For more information about the Maghreb region, including its history, culture, and politics, please visit this page.
Origins
AQIM traces its provenance back to a guerrilla Islamist movement known as the Armed Islamic Group (GIA), which violently opposed Algeria’s secular leadership in the 1990s. A civil war began when Algeria’s military – supported heavily by France – cancelled a second round of parliamentary elections in 1992 which would have surely placed the political entity known as the Islamic Salvation Font into power. Over the course of the conflict, several GIA commanders became concerned that their brutal tactics, which included regular beheadings, were alienating Algerian supporters and so broke away in 1998 to to create a new identity as the Salafist Group for Preaching & Combat (GSPC). Initially, this break drew support from a large portion of the Algerian population, who liked the idea of continuing the rebellion without civilian casualties. However, in the early 2000s the government launched a new counter-terrorism effort, employing amnesty as a tactic to quell the insurgency, which completely threw the group into disarray.
In order to retain its relevance in the face of decline, the group aligned with Al-Qaeda in 2006, and rebranded itself as AQIM the following year. This move had a substantially positive effect on the group’s recruitment and fundraising efforts due to its enhancing their legitimacy among extremists. Additionally, the new name would denote the group’s broadened ambitions, which after the merger included Western interests in addition to Algerian targets. The rest of that year (2007) would see a rash of violent incidents and suicide attacks in Algeria, as well as bombings of both the regional UN headquarters and the Algerian Constitutional Court. Whether the group was uncomfortable with this transition back to brutality is unknown, but it is undeniable that the merger discredited AQIM among Algerian Islamists focused on pursuing a more diplomatic agenda.
Objectives
In its new capacity as a sect of Al-Qaeda, AQIM broadened its objectives, which are now listed as the following:
- Cleansing North Africa of Western Influence
- Overthrowing governments deemed apostate (including Algeria, Libya, Mali, Mauritania, Morocco, Tunisia)

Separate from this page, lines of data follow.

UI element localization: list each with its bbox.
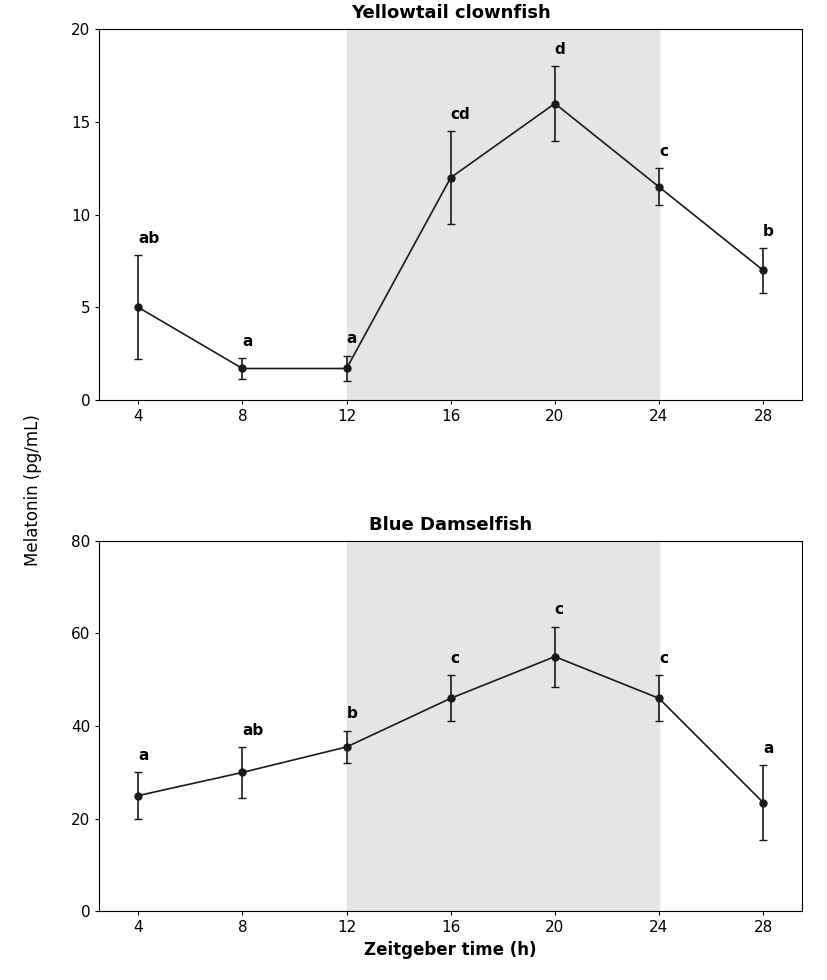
X-axis label: Zeitgeber time (h): Zeitgeber time (h) <box>365 941 537 959</box>
Text: ab: ab <box>138 231 160 246</box>
Text: c: c <box>451 651 460 665</box>
Text: cd: cd <box>451 107 471 122</box>
Text: a: a <box>347 331 357 346</box>
Text: c: c <box>555 603 564 617</box>
Text: d: d <box>555 42 566 57</box>
Title: Yellowtail clownfish: Yellowtail clownfish <box>351 4 551 23</box>
Text: Melatonin (pg/mL): Melatonin (pg/mL) <box>24 415 42 565</box>
Text: b: b <box>347 707 357 721</box>
Text: ab: ab <box>242 722 264 738</box>
Text: a: a <box>763 741 773 757</box>
Bar <box>347 29 659 400</box>
Text: c: c <box>659 144 668 159</box>
Title: Blue Damselfish: Blue Damselfish <box>369 515 533 534</box>
Text: a: a <box>242 334 253 349</box>
Text: b: b <box>763 223 774 239</box>
Text: c: c <box>659 651 668 665</box>
Text: a: a <box>138 748 149 763</box>
Bar <box>347 541 659 911</box>
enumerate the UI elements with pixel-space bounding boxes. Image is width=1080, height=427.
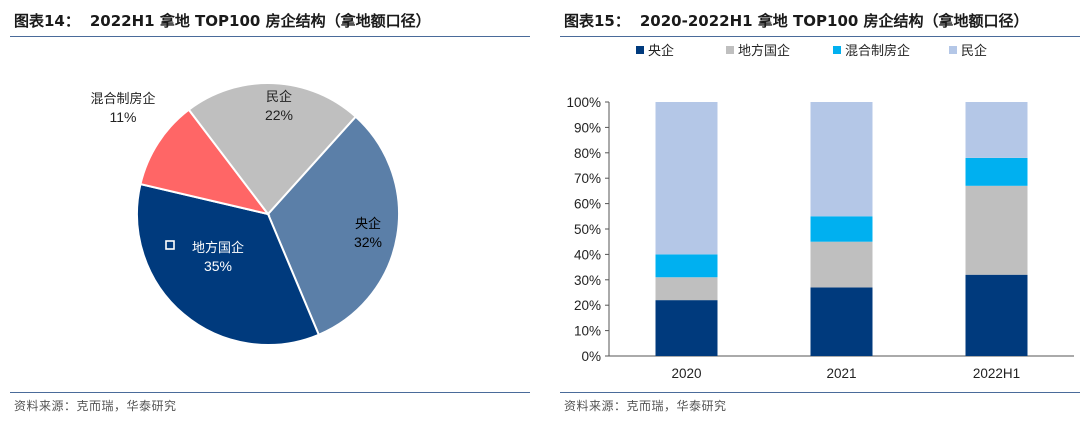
y-tick-label: 50% [574,222,601,237]
right-title-rule [560,36,1080,37]
left-figure: 图表14： 2022H1 拿地 TOP100 房企结构（拿地额口径） 央企 32% 地… [0,0,530,427]
bar-segment [810,241,873,288]
right-figure-number: 图表15： [564,12,630,30]
bar-segment [655,254,718,278]
pie-slice [139,108,271,216]
y-tick-label: 20% [574,298,601,313]
x-tick-label: 2020 [671,366,701,381]
bar-segment [810,287,873,356]
bar-segment [655,277,718,301]
x-tick-label: 2021 [826,366,856,381]
bar-segment [965,102,1028,158]
y-tick-label: 10% [574,324,601,339]
y-tick-label: 90% [574,120,601,135]
left-source-note: 资料来源：克而瑞，华泰研究 [14,399,177,413]
pie-slice-percent: 11% [110,109,137,125]
left-figure-caption: 2022H1 拿地 TOP100 房企结构（拿地额口径） [89,12,431,30]
pie-slice-percent: 22% [265,107,293,123]
legend-label: 央企 [648,43,674,59]
left-figure-title: 图表14： 2022H1 拿地 TOP100 房企结构（拿地额口径） [14,10,431,31]
pie-chart: 央企 32% 地方国企 35% 混合制房企 11% 民企 22% [90,82,400,346]
bar-segment [965,185,1028,275]
legend-label: 混合制房企 [845,43,910,59]
stacked-bar-chart: 央企 地方国企 混合制房企 民企 0% 10% 20% 30% 40% 50% 60% 70% 80% 9… [566,43,1074,381]
legend-label: 地方国企 [738,43,790,59]
pie-slice-percent: 32% [354,234,382,250]
right-figure-caption: 2020-2022H1 拿地 TOP100 房企结构（拿地额口径） [639,12,1029,30]
bar-segment [810,102,873,217]
y-tick-label: 40% [574,247,601,262]
legend-swatch [636,46,644,54]
pie-slice [187,82,358,216]
right-figure-title: 图表15： 2020-2022H1 拿地 TOP100 房企结构（拿地额口径） [564,10,1029,31]
pie-slice [266,115,400,337]
pie-slice-label: 央企 [355,216,381,232]
y-tick-label: 0% [581,349,601,364]
bar-segment [965,274,1028,356]
left-figure-number: 图表14： [14,12,80,30]
legend-swatch [949,46,957,54]
selection-marker-icon [165,240,175,250]
legend-swatch [726,46,734,54]
right-figure: 图表15： 2020-2022H1 拿地 TOP100 房企结构（拿地额口径） 央… [550,0,1080,427]
right-source-note: 资料来源：克而瑞，华泰研究 [564,399,727,413]
y-tick-label: 80% [574,146,601,161]
pie-slice-percent: 35% [204,258,232,274]
legend-label: 民企 [961,43,987,59]
bar-segment [965,157,1028,186]
bar-segment [655,102,718,255]
pie-slice-label: 民企 [266,89,292,105]
legend-swatch [833,46,841,54]
pie-slice-label: 地方国企 [192,240,244,256]
pie-slice [136,182,321,346]
y-tick-label: 30% [574,273,601,288]
bar-segment [655,300,718,356]
x-tick-label: 2022H1 [973,366,1020,381]
y-tick-label: 100% [566,95,601,110]
left-title-rule [10,36,530,37]
y-tick-label: 60% [574,197,601,212]
pie-slice-label: 混合制房企 [90,91,155,107]
bar-segment [810,216,873,242]
y-tick-label: 70% [574,171,601,186]
right-source-rule [560,392,1080,393]
left-source-rule [10,392,530,393]
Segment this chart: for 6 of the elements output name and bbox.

- Installing fundamentalist regimes based on sharia (religious law)
This ideology blends global Salafi-jihadist dogma with North African nuances, including references to the early Islamic conquests of the Maghreb, most likely to draw regional support for the organization’s cause. A large component of this philosophy is concerned with waging war against the “far enemy,” which in this case is France and Spain. France, in particular, has a long history as the region’s colonial ruler, and continues to exacerbate tensions by providing political and military support for local regimes the organization opposes. If we could go so far as to define a “near enemy” as well, then it would be those apostate nations mentioned above.
Tactics
AQIM’s tactics include guerilla-style raids, assassinations, and suicide bombings of military, government, and civilian targets. Its members are known to have frequently kidnapped, and sometimes executed, aid workers, tourists, diplomats. and employees of MNCs. They raise money primarily through kidnapping for ransom – one report estimates they’ve raised over $50 million this way in the last decade alone – and also through various forms of trafficking (arms, vehicles, people, narcotics). These efforts not only provide adequate funding for the organization, but also discourage foreign enterprise in the region due to its volatility. All this has served to establish AQIM as perhaps the wealthiest Al-Qaeda affiliate in operation today.